Ever so gentle, he ran a thumb over my cheek.
The pain of poverty, years of shame, scorn, and loneliness paled, and I tried to break free and grasp the hope, embrace this wonderful, odd sentiment called love.
“I love you. You. And I mean to be the good man you deserve and promise to become the better man that you’ll make me. I want to sit by the hearth every night, read to our young’uns, and grow old together. Please”—he held out his palm, waiting, his words wrapped in a strangeness I’d never heard—“Cussy Mary, be my bride and leave this dark hollow. Come up to the mountain with me.”
In that moment, I looked into his eyes and know’d he meant the tender words, every one of them. And I know’d I wanted to be on that mountain with him forever.
He pulled me to him, pressed the promises onto my lips, setting them afire in roaring reds and oranges.
“For my beautiful book mistress,” he whispered, plucking up the flowers and pressing the sky-blue and white velvet blossoms into my hands.
Weren’t a single soul who’d ever breathed words like that to me, ever uttered or saw me as anything other than a color, an ugly color—and said so too—or ever made me hear it as a truth.
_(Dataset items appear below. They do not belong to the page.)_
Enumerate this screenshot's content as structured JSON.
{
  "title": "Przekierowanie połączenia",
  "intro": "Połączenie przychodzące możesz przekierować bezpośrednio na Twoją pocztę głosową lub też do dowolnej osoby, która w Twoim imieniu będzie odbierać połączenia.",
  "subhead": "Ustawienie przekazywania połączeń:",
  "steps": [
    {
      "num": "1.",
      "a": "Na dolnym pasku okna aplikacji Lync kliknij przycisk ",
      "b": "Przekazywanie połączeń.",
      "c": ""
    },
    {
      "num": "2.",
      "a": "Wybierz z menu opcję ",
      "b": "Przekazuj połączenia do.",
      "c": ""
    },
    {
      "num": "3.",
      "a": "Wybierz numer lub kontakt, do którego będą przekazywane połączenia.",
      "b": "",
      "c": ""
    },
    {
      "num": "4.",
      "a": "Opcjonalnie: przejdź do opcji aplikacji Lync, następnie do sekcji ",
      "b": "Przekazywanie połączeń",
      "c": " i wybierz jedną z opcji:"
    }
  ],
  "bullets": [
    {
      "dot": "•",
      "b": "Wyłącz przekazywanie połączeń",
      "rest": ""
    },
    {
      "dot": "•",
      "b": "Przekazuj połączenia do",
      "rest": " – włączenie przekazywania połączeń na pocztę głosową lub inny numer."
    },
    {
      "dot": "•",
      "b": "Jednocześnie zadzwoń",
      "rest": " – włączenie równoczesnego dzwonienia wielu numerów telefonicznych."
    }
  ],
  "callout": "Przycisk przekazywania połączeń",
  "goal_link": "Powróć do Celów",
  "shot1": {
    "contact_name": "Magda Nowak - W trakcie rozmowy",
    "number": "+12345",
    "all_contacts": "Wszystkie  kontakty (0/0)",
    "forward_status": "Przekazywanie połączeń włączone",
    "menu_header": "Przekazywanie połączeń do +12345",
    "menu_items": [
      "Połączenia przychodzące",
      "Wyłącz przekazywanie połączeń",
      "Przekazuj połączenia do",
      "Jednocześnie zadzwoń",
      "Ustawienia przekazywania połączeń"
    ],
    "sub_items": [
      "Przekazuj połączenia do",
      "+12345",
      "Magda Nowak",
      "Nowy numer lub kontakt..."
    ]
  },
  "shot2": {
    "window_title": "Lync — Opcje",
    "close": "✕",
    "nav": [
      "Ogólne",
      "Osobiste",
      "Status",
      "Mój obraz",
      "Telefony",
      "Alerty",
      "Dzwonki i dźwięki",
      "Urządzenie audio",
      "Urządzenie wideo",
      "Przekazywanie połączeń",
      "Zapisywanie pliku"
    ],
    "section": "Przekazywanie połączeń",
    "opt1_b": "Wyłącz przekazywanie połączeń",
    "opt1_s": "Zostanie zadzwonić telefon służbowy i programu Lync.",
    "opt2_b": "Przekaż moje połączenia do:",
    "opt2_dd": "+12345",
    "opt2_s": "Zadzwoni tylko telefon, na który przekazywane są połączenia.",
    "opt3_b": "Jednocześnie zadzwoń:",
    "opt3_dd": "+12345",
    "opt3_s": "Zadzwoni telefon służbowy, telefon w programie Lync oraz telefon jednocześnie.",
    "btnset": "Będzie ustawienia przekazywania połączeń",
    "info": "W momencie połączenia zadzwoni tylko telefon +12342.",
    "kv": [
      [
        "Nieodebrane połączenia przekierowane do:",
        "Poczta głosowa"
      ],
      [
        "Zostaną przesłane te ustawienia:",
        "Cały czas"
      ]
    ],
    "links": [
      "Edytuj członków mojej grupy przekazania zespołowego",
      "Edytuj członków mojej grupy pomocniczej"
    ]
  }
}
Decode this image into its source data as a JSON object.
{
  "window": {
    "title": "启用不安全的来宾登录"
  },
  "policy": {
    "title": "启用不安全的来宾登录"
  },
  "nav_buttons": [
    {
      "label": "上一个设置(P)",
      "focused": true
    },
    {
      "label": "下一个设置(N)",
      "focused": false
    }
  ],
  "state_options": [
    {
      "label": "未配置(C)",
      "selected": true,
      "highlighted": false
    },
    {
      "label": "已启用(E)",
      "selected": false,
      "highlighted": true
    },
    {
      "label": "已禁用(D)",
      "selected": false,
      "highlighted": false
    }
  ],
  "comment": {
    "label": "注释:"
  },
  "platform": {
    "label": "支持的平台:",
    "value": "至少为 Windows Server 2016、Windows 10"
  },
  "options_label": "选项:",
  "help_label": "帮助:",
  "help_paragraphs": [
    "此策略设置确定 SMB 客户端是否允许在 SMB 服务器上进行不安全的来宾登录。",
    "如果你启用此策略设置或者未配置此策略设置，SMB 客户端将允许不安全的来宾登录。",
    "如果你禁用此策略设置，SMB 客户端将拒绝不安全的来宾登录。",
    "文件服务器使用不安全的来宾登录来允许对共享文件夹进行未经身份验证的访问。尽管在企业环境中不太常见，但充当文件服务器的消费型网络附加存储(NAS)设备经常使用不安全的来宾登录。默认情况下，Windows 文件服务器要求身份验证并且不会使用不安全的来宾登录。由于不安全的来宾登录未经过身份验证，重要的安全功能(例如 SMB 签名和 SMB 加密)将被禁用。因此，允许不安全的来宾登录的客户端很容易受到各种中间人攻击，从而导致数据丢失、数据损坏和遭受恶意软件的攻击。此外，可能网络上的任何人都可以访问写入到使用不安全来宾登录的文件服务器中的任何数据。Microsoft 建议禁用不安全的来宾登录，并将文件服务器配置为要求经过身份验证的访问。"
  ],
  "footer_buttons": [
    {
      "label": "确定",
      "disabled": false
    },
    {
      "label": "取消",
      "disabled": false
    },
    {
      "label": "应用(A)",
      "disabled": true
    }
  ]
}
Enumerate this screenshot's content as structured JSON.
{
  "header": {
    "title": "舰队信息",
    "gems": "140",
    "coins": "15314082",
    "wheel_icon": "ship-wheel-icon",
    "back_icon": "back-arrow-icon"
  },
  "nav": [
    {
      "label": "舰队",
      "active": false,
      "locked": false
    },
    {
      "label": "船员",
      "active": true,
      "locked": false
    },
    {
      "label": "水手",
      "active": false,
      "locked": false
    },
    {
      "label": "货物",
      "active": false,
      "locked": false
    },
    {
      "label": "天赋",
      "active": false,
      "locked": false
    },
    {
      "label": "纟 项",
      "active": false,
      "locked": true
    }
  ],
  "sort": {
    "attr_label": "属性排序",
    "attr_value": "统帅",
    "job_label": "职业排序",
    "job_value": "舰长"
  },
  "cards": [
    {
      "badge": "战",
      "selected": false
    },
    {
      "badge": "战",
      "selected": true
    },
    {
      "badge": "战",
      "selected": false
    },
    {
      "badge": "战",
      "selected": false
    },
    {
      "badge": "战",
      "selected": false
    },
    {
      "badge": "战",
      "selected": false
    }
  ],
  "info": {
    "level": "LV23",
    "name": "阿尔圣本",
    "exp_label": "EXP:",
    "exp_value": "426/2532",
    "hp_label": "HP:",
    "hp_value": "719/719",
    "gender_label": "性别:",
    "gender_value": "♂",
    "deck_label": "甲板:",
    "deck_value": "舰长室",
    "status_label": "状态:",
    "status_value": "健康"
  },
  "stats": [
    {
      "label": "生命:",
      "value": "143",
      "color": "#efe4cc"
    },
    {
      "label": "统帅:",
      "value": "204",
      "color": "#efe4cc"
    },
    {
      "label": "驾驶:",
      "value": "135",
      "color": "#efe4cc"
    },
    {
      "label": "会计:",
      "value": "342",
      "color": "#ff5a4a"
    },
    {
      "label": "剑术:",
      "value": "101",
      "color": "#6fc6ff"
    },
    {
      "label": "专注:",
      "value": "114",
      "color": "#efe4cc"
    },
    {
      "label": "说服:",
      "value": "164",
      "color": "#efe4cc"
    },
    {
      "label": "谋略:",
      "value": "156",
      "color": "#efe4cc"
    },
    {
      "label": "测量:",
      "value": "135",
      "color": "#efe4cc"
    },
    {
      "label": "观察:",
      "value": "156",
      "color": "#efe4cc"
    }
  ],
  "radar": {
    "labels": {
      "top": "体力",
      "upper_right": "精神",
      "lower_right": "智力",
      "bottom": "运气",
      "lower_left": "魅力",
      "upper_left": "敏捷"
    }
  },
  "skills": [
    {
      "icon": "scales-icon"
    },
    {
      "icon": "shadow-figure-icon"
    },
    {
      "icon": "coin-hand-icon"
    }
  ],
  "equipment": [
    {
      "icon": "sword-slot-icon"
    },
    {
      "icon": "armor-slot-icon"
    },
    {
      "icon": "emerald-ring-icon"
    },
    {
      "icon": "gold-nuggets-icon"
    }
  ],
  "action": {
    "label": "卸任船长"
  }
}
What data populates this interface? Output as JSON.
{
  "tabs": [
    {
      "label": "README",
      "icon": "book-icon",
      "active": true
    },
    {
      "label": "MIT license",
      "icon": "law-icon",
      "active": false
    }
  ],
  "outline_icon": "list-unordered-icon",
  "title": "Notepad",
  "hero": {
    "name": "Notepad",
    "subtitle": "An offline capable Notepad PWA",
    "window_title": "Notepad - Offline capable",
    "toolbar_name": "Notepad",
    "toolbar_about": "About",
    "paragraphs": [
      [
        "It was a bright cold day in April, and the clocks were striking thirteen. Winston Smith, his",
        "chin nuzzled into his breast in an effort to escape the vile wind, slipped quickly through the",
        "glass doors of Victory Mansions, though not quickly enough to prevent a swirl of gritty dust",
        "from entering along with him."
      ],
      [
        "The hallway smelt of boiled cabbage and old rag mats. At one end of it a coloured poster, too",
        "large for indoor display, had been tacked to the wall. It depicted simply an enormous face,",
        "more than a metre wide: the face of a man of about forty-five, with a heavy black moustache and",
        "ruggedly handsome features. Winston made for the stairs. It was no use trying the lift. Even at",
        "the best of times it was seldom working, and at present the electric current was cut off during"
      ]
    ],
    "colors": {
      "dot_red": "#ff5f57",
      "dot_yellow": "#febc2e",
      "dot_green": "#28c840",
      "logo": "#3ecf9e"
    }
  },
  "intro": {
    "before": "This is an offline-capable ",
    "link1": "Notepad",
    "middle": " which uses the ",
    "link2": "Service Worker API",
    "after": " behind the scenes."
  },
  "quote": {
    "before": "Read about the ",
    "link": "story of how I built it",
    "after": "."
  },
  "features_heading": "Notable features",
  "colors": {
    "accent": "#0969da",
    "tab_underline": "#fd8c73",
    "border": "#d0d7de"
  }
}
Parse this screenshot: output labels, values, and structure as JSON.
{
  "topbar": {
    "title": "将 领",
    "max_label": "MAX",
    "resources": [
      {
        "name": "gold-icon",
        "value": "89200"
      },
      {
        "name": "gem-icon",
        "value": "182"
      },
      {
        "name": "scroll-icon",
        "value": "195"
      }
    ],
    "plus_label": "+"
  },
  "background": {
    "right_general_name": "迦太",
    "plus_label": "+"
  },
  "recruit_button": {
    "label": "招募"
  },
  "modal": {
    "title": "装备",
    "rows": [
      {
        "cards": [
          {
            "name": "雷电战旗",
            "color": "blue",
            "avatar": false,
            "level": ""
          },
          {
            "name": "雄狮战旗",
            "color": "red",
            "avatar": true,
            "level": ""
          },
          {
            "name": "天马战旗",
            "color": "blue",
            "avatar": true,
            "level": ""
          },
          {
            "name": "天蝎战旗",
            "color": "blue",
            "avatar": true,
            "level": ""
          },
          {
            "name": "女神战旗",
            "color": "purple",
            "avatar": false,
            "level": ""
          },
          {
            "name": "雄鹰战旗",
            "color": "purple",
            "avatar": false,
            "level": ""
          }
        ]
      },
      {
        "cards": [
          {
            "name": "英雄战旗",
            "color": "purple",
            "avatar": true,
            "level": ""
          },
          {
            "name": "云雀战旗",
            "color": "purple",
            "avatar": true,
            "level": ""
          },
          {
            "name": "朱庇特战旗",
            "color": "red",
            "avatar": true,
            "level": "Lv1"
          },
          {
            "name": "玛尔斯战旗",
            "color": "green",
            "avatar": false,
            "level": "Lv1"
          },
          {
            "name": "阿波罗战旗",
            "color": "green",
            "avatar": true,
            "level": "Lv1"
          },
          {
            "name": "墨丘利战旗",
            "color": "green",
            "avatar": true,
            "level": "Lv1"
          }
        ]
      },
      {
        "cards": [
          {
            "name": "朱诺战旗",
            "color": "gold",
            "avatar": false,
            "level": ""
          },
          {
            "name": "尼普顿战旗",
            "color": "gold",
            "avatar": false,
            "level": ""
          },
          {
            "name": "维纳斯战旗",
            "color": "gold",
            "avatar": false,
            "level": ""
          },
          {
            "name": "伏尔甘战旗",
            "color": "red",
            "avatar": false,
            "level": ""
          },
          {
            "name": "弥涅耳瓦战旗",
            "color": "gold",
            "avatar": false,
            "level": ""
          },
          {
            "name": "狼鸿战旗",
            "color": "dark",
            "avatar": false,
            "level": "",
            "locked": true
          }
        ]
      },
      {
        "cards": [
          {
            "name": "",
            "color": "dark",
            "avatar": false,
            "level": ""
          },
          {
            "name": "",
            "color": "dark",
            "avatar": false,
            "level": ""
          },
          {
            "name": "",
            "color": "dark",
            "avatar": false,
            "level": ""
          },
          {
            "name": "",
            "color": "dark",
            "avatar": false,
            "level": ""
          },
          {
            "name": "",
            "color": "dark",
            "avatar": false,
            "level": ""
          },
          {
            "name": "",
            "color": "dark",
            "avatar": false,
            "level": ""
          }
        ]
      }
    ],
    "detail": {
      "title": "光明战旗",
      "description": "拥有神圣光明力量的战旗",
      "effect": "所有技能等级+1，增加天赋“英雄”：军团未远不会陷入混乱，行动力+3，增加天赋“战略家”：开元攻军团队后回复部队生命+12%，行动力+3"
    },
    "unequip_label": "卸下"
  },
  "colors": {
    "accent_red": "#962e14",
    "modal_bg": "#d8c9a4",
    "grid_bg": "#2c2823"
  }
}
But Jackson Lovett did. And for the first time in my life, the ugliness vanished, and I felt a light dance in me and rise out of the darkness.
“Marry me?” he asked.
I heard a pureness in his proposal, the prayer from his heart, and a certainty that he’d been saving it a lifetime and just for me.
“Marry me, Cussy Mary, and I promise to spend every waking breath trying to be worthy of you.”
My voice became strangled with tears. I could only nod a feverish yes.